… is from H.L. Mencken’s November 28, 1936, letter to Ezra Pound; this letter appears on pages 410-411 of Letters of H.L. Mencken (Guy J. Forgue, ed., 1961):
You made your great mistake when you abandoned the poetry business, and set up shop as a wizard in general practise. You wrote, in your day, some very good verse, and I had the pleasure, along with other literary buzzards, of calling attention to it at the time. But when you fell into the hands of those London logrollers, and began to wander through pink fogs with them, all your native common sense oozed out of you, and you set up a caterwauling for all sorts of brummagem Utopias, at first in the aesthetic region only but later in the regions of political and aesthetic baloney. Thus a competent poet was spoiled to make a tinhorn politician.

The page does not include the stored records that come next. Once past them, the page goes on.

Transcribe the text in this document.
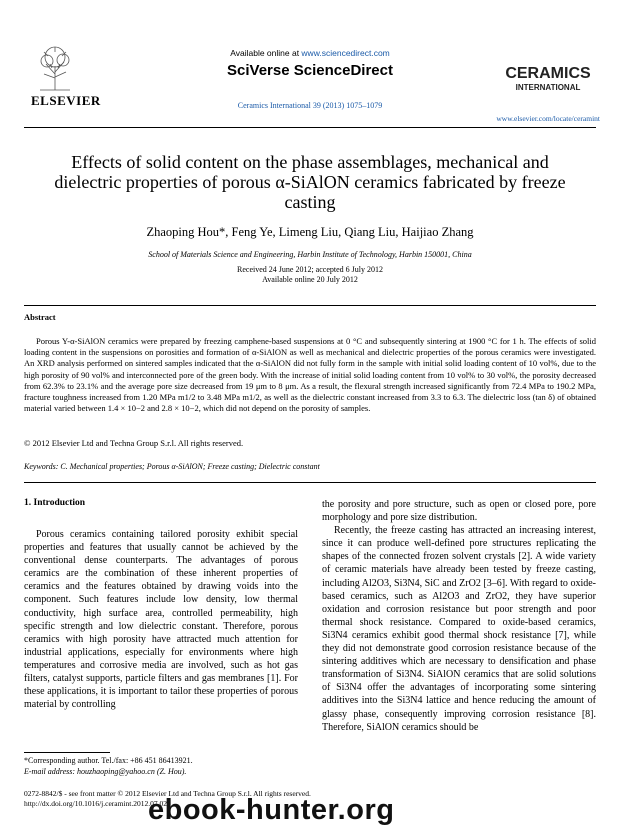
ELSEVIER
Available online at www.sciencedirect.com
SciVerse ScienceDirect
Ceramics International 39 (2013) 1075–1079
CERAMICS
INTERNATIONAL
www.elsevier.com/locate/ceramint
Effects of solid content on the phase assemblages, mechanical and dielectric properties of porous α-SiAlON ceramics fabricated by freeze casting
Zhaoping Hou*, Feng Ye, Limeng Liu, Qiang Liu, Haijiao Zhang
School of Materials Science and Engineering, Harbin Institute of Technology, Harbin 150001, China
Received 24 June 2012; accepted 6 July 2012
Available online 20 July 2012
Abstract
Porous Y-α-SiAlON ceramics were prepared by freezing camphene-based suspensions at 0 °C and subsequently sintering at 1900 °C for 1 h. The effects of solid loading content in the suspensions on porosities and formation of α-SiAlON as well as mechanical and dielectric properties of the porous ceramics were investigated. An XRD analysis performed on sintered samples indicated that the α-SiAlON did not fully form in the sample with initial solid loading content of 10 vol%, due to the high porosity of 90 vol% and interconnected pore of the green body. With the increase of initial solid loading content from 10 vol% to 30 vol%, the porosity decreased from 62.3% to 23.1% and the average pore size decreased from 19 μm to 8 μm. As a result, the flexural strength increased significantly from 72.4 MPa to 190.2 MPa, fracture toughness increased from 1.20 MPa m1/2 to 3.48 MPa m1/2, as well as the dielectric constant increased from 3.3 to 6.3. The dielectric loss (tan δ) of obtained material varied between 1.4 × 10−2 and 2.8 × 10−2, which did not depend on the porosity of samples.
© 2012 Elsevier Ltd and Techna Group S.r.l. All rights reserved.
Keywords: C. Mechanical properties; Porous α-SiAlON; Freeze casting; Dielectric constant
1. Introduction

Porous ceramics containing tailored porosity exhibit special properties and features that usually cannot be achieved by the conventional dense counterparts. The advantages of porous ceramics are the combination of these inherent properties of ceramics and the features obtained by drawing voids into the component. Such features include low density, low thermal conductivity, high surface area, controlled permeability, high specific strength and low dielectric constant. Therefore, porous ceramics with high porosity have attracted much attention for industrial applications, especially for environments where high temperatures and corrosive media are involved, such as hot gas filters, catalyst supports, particle filters and gas membranes [1]. For these applications, it is important to tailor these properties of porous material by controlling

the porosity and pore structure, such as open or closed pore, pore morphology and pore size distribution.

Recently, the freeze casting has attracted an increasing interest, since it can produce well-defined pore structures replicating the shapes of the connected frozen solvent crystals [2]. A wide variety of ceramic materials have already been tested by freeze casting, including Al2O3, Si3N4, SiC and ZrO2 [3–6]. With regard to oxide-based ceramics, such as Al2O3 and ZrO2, they have superior oxidation and corrosion resistance but poor strength and poor thermal shock resistance. Compared to oxide-based ceramics, Si3N4 ceramics exhibit good thermal shock resistance [7], while they did not demonstrate good corrosion resistance because of the sintering additives which are necessary to densification and phase transformation of Si3N4. SiAlON ceramics that are solid solutions of Si3N4 offer the advantages of incorporating some sintering additives into the Si3N4 lattice and hence reducing the amount of glassy phase, consequently improving corrosion resistance [8]. Therefore, SiAlON ceramics should be

*Corresponding author. Tel./fax: +86 451 86413921.
E-mail address: houzhaoping@yahoo.cn (Z. Hou).
0272-8842/$ - see front matter © 2012 Elsevier Ltd and Techna Group S.r.l. All rights reserved.
http://dx.doi.org/10.1016/j.ceramint.2012.07.029
ebook-hunter.org
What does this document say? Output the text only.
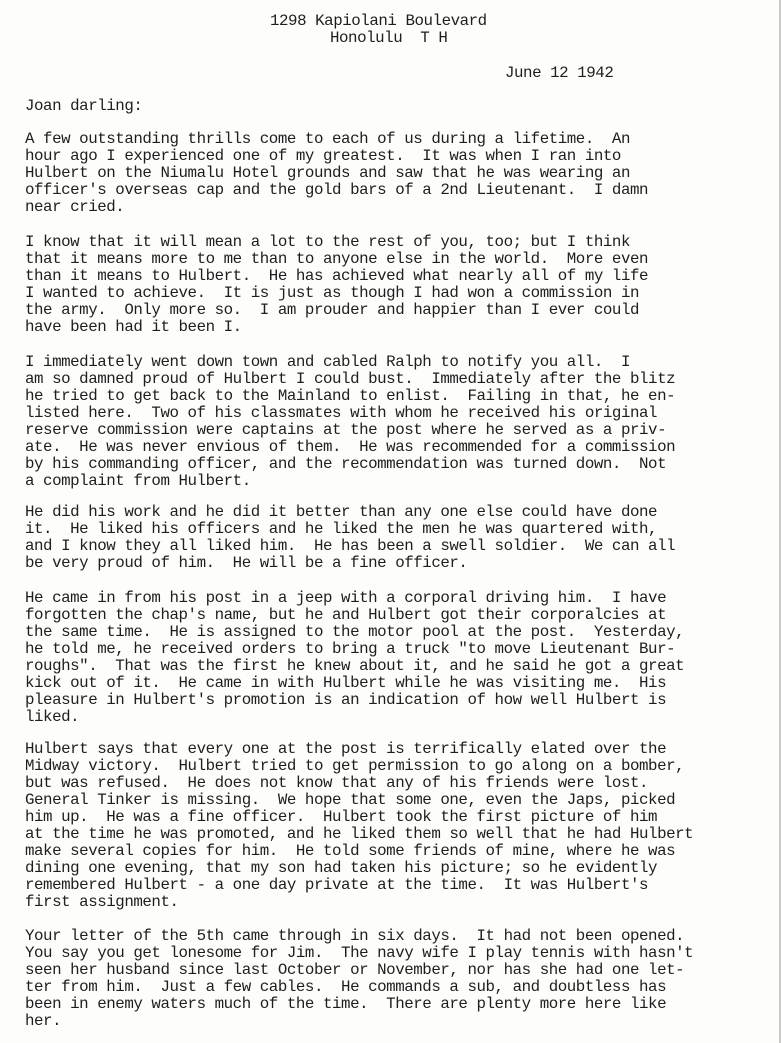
1298 Kapiolani Boulevard
Honolulu  T H
June 12 1942
Joan darling:
A few outstanding thrills come to each of us during a lifetime.  An
hour ago I experienced one of my greatest.  It was when I ran into
Hulbert on the Niumalu Hotel grounds and saw that he was wearing an
officer's overseas cap and the gold bars of a 2nd Lieutenant.  I damn
near cried.
I know that it will mean a lot to the rest of you, too; but I think
that it means more to me than to anyone else in the world.  More even
than it means to Hulbert.  He has achieved what nearly all of my life
I wanted to achieve.  It is just as though I had won a commission in
the army.  Only more so.  I am prouder and happier than I ever could
have been had it been I.
I immediately went down town and cabled Ralph to notify you all.  I
am so damned proud of Hulbert I could bust.  Immediately after the blitz
he tried to get back to the Mainland to enlist.  Failing in that, he en-
listed here.  Two of his classmates with whom he received his original
reserve commission were captains at the post where he served as a priv-
ate.  He was never envious of them.  He was recommended for a commission
by his commanding officer, and the recommendation was turned down.  Not
a complaint from Hulbert.
He did his work and he did it better than any one else could have done
it.  He liked his officers and he liked the men he was quartered with,
and I know they all liked him.  He has been a swell soldier.  We can all
be very proud of him.  He will be a fine officer.
He came in from his post in a jeep with a corporal driving him.  I have
forgotten the chap's name, but he and Hulbert got their corporalcies at
the same time.  He is assigned to the motor pool at the post.  Yesterday,
he told me, he received orders to bring a truck "to move Lieutenant Bur-
roughs".  That was the first he knew about it, and he said he got a great
kick out of it.  He came in with Hulbert while he was visiting me.  His
pleasure in Hulbert's promotion is an indication of how well Hulbert is
liked.
Hulbert says that every one at the post is terrifically elated over the
Midway victory.  Hulbert tried to get permission to go along on a bomber,
but was refused.  He does not know that any of his friends were lost.
General Tinker is missing.  We hope that some one, even the Japs, picked
him up.  He was a fine officer.  Hulbert took the first picture of him
at the time he was promoted, and he liked them so well that he had Hulbert
make several copies for him.  He told some friends of mine, where he was
dining one evening, that my son had taken his picture; so he evidently
remembered Hulbert - a one day private at the time.  It was Hulbert's
first assignment.
Your letter of the 5th came through in six days.  It had not been opened.
You say you get lonesome for Jim.  The navy wife I play tennis with hasn't
seen her husband since last October or November, nor has she had one let-
ter from him.  Just a few cables.  He commands a sub, and doubtless has
been in enemy waters much of the time.  There are plenty more here like
her.
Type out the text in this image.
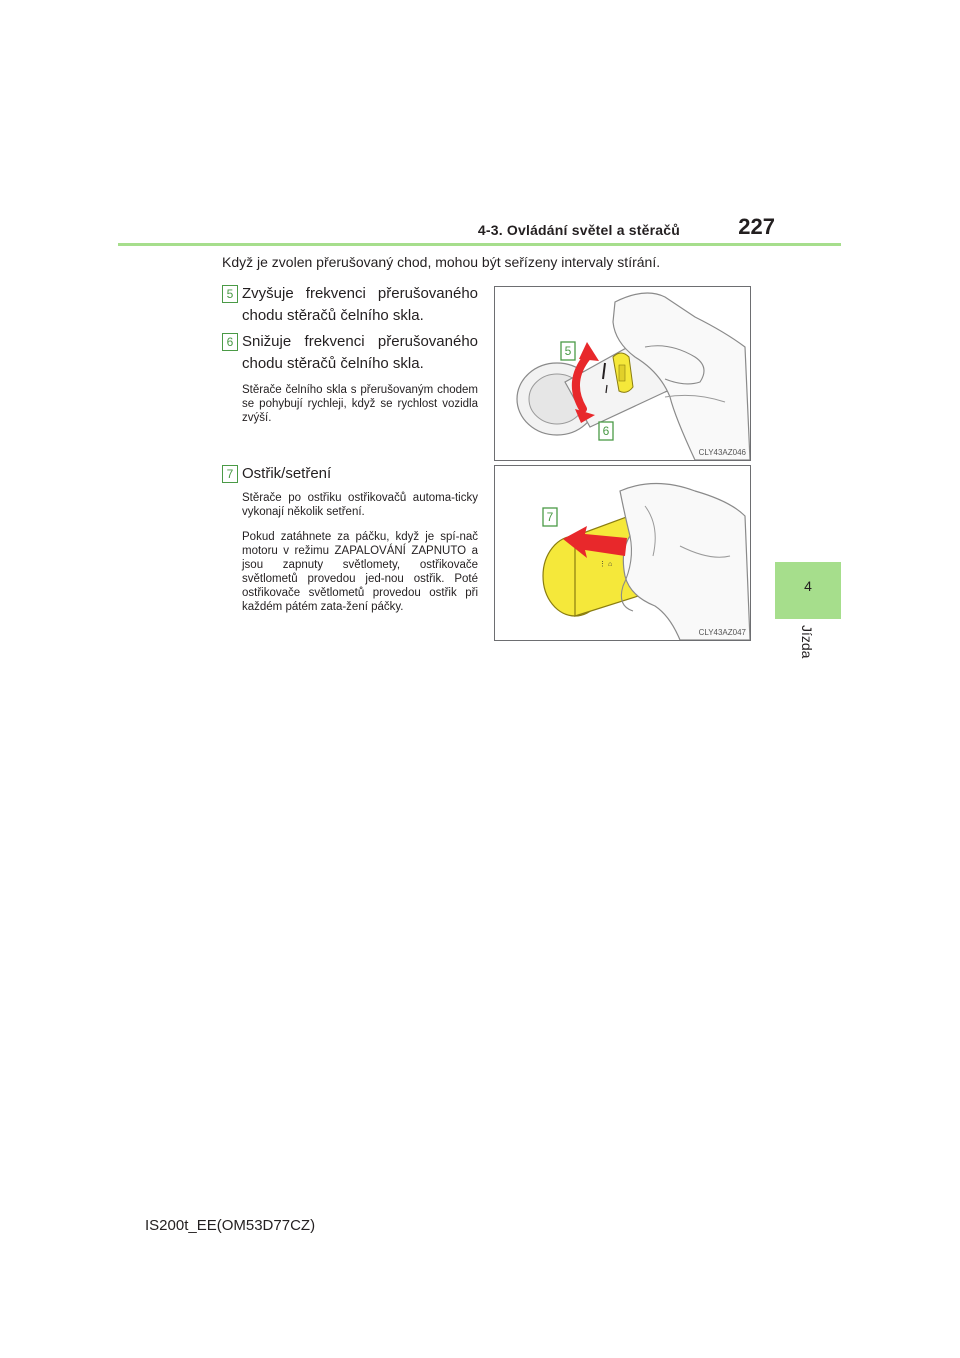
4-3. Ovládání světel a stěračů	227
4
Jízda
Když je zvolen přerušovaný chod, mohou být seřízeny intervaly stírání.
5 Zvyšuje frekvenci přerušovaného chodu stěračů čelního skla.
6 Snižuje frekvenci přerušovaného chodu stěračů čelního skla.
Stěrače čelního skla s přerušovaným chodem se pohybují rychleji, když se rychlost vozidla zvýší.
7 Ostřik/setření
Stěrače po ostřiku ostřikovačů automa-ticky vykonají několik setření.
Pokud zatáhnete za páčku, když je spí-nač motoru v režimu ZAPALOVÁNÍ ZAPNUTO a jsou zapnuty světlomety, ostřikovače světlometů provedou jed-nou ostřik. Poté ostřikovače světlometů provedou ostřik při každém pátém zata-žení páčky.
5
6
CLY43AZ046
⋮ ⌂
7
CLY43AZ047
IS200t_EE(OM53D77CZ)
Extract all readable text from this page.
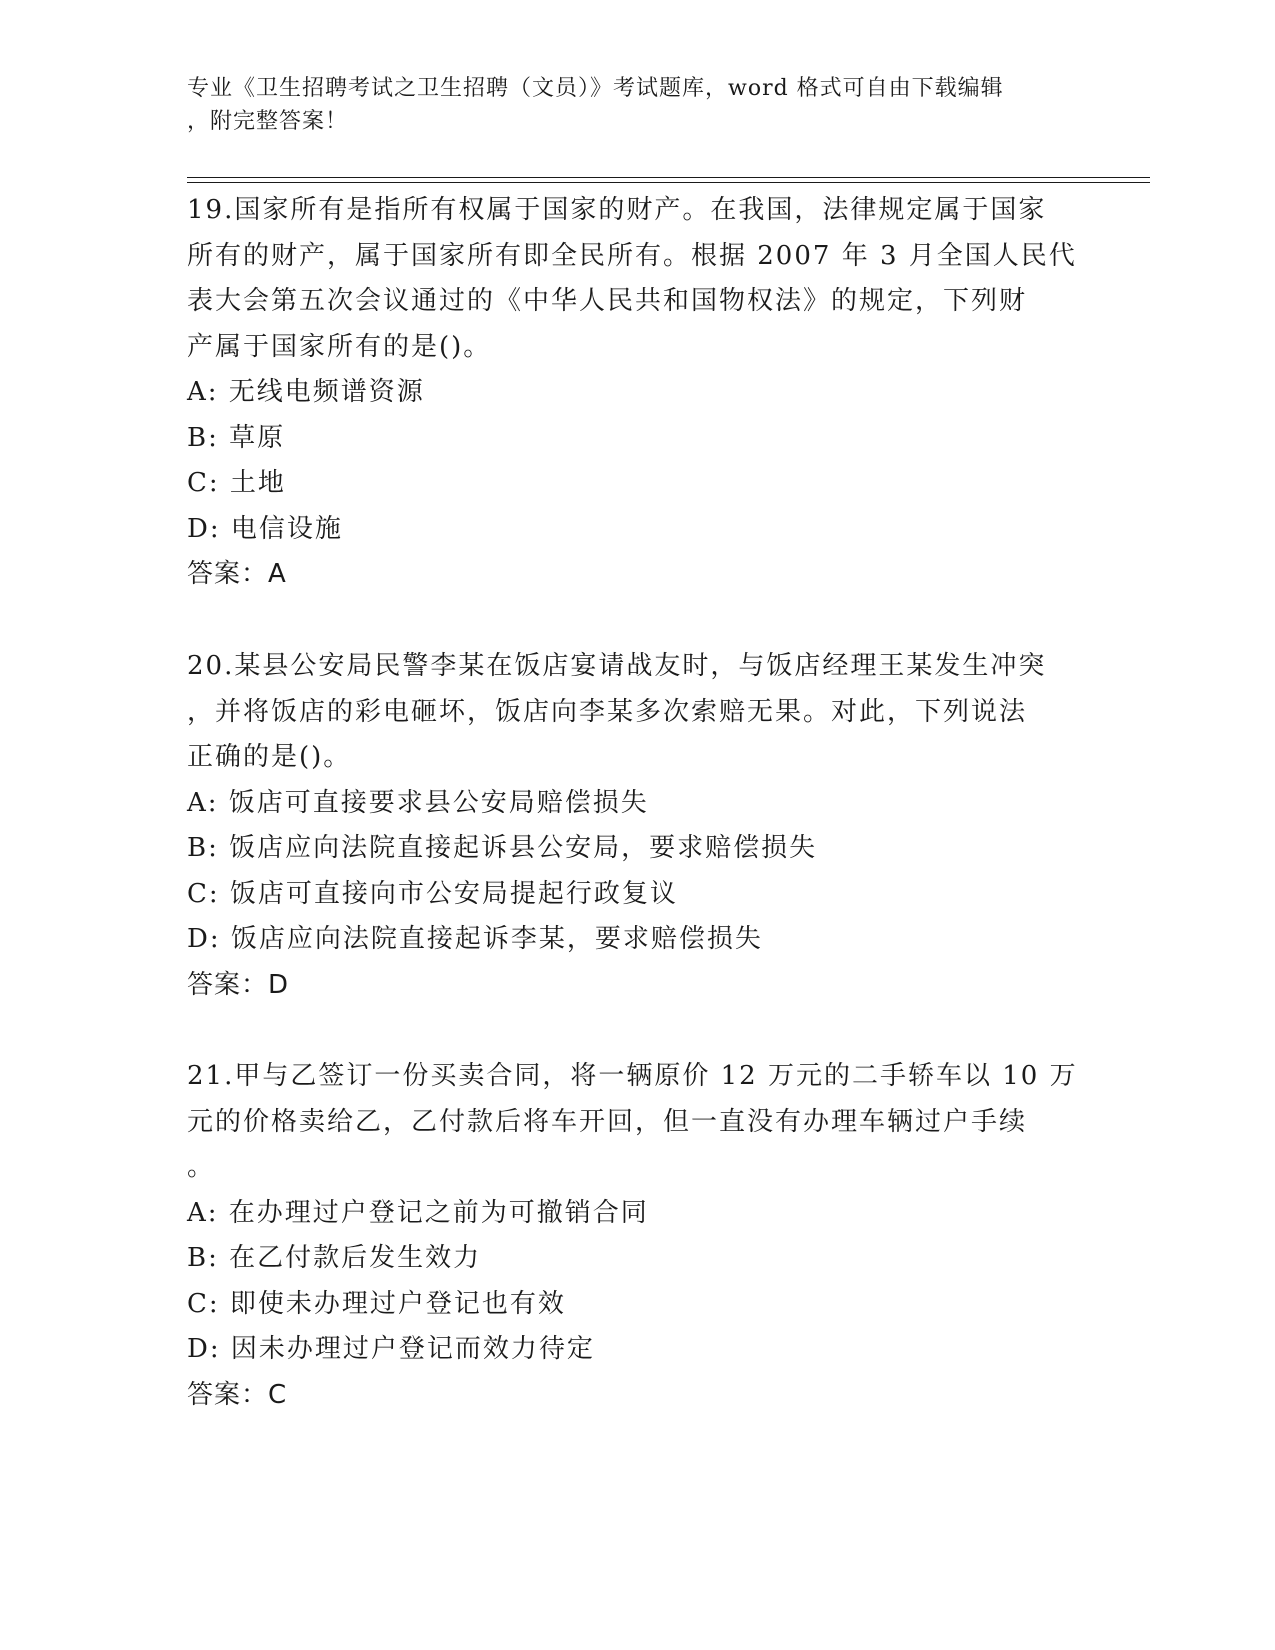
专业《卫生招聘考试之卫生招聘（文员）》考试题库，word 格式可自由下载编辑
，附完整答案！
19.国家所有是指所有权属于国家的财产。在我国，法律规定属于国家
所有的财产，属于国家所有即全民所有。根据 2007 年 3 月全国人民代
表大会第五次会议通过的《中华人民共和国物权法》的规定，下列财
产属于国家所有的是()。

A: 无线电频谱资源

B: 草原

C: 土地

D: 电信设施

答案：A

20.某县公安局民警李某在饭店宴请战友时，与饭店经理王某发生冲突
，并将饭店的彩电砸坏，饭店向李某多次索赔无果。对此，下列说法
正确的是()。

A: 饭店可直接要求县公安局赔偿损失

B: 饭店应向法院直接起诉县公安局，要求赔偿损失

C: 饭店可直接向市公安局提起行政复议

D: 饭店应向法院直接起诉李某，要求赔偿损失

答案：D

21.甲与乙签订一份买卖合同，将一辆原价 12 万元的二手轿车以 10 万
元的价格卖给乙，乙付款后将车开回，但一直没有办理车辆过户手续
。

A: 在办理过户登记之前为可撤销合同

B: 在乙付款后发生效力

C: 即使未办理过户登记也有效

D: 因未办理过户登记而效力待定

答案：C
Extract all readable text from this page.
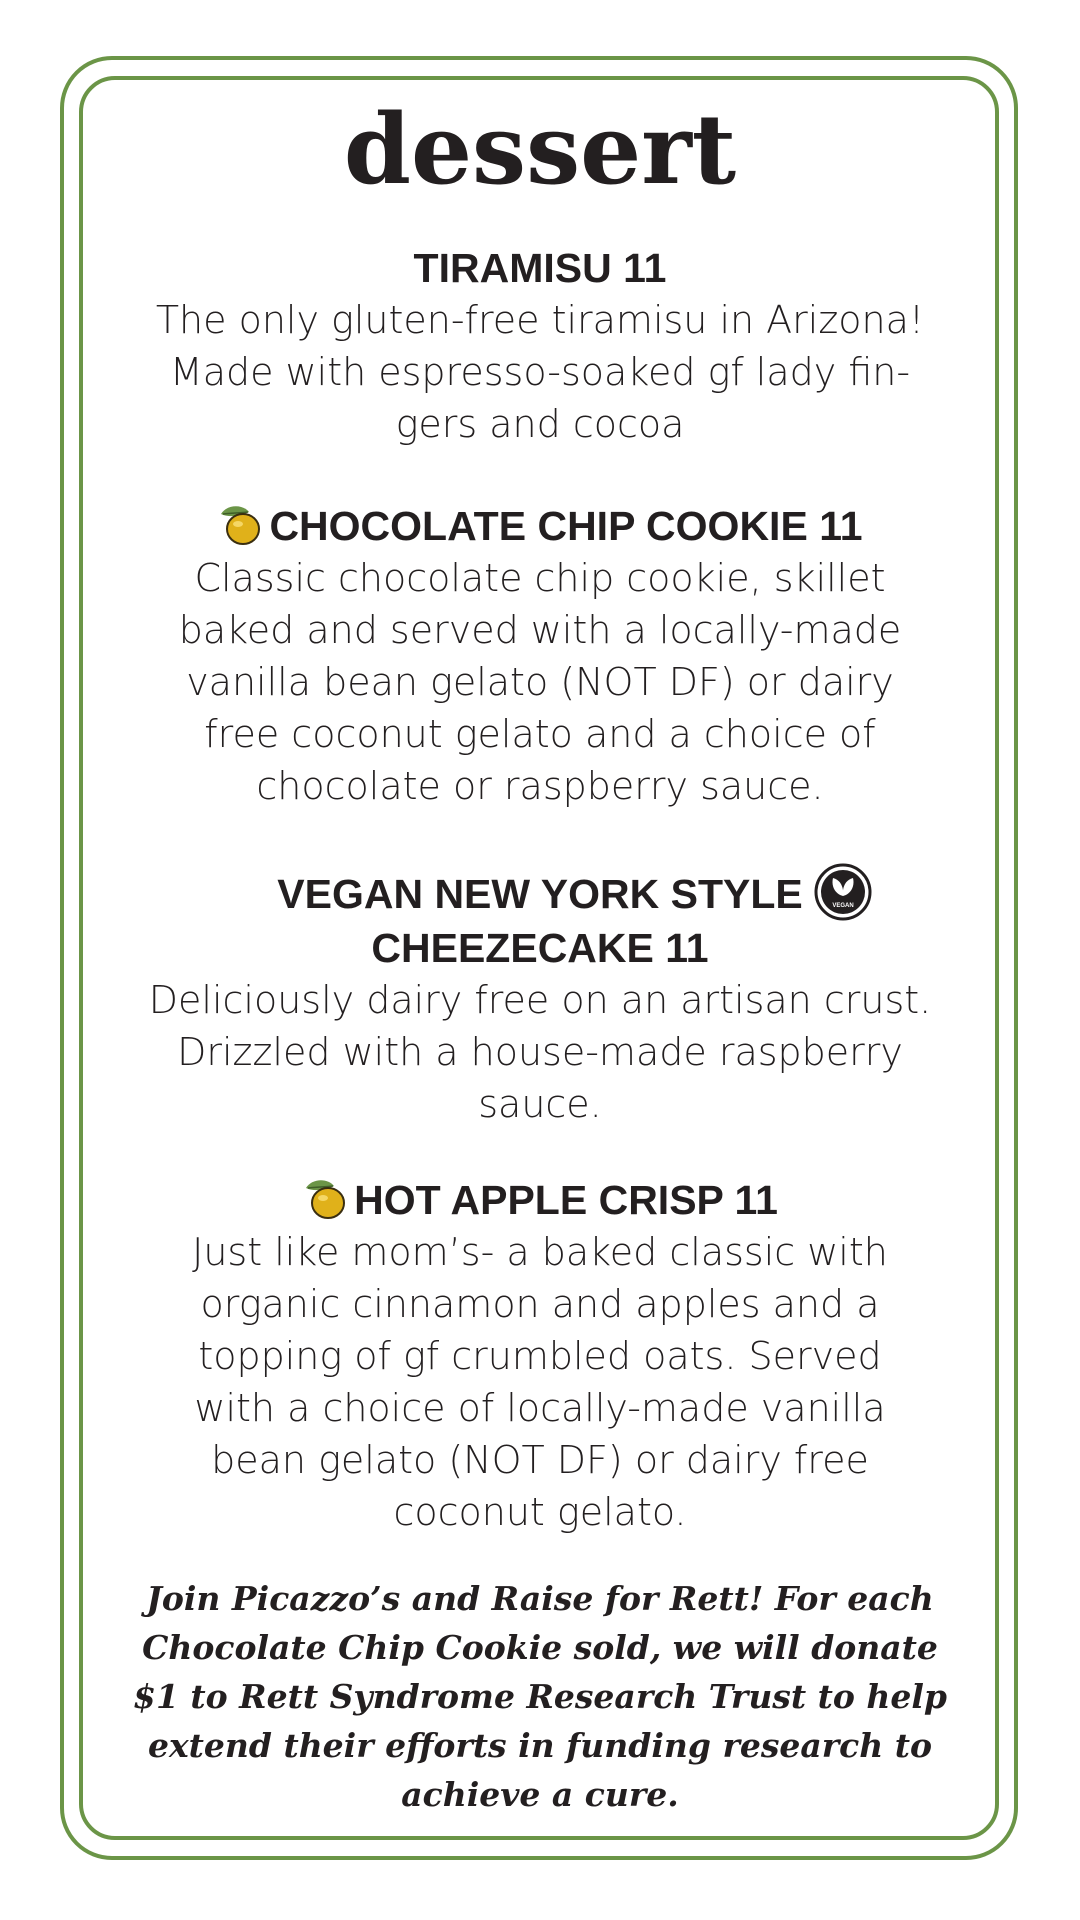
dessert

TIRAMISU 11

The only gluten-free tiramisu in Arizona!

Made with espresso-soaked gf lady fin-

gers and cocoa

CHOCOLATE CHIP COOKIE 11

Classic chocolate chip cookie, skillet

baked and served with a locally-made

vanilla bean gelato (NOT DF) or dairy

free coconut gelato and a choice of

chocolate or raspberry sauce.

VEGAN NEW YORK STYLE	VEGAN

CHEEZECAKE 11

Deliciously dairy free on an artisan crust.

Drizzled with a house-made raspberry

sauce.

HOT APPLE CRISP 11

Just like mom’s- a baked classic with

organic cinnamon and apples and a

topping of gf crumbled oats. Served

with a choice of locally-made vanilla

bean gelato (NOT DF) or dairy free

coconut gelato.

Join Picazzo’s and Raise for Rett! For each

Chocolate Chip Cookie sold, we will donate

$1 to Rett Syndrome Research Trust to help

extend their efforts in funding research to

achieve a cure.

DBx: Persons who become famous for being extraordinarily talented at, or successful in, their respective crafts often come to suffer the delusion that they are called upon, and competent to, save humanity from grave threats. These threats are sometimes real; far more frequently they are imagined, or at least grossly overblown.
Yet what is never real is the competence of these delusional celebrities to recommend or to superintend the re-engineering of society. Such a task is impossible for any human or committee or congress to carry out successfully. And so success at performing some tiny task – for every truly successful and productive person achieves that success only by performing some tiny task – never qualifies someone to play god with society.
…..
I take this opportunity to publicly thank my friend Mike Stetson for giving to me, as a gift back in 2008, a copy of Mencken’s Letters. Thanks Mike! Thirteen years later I remain deeply touched by your thoughtfulness.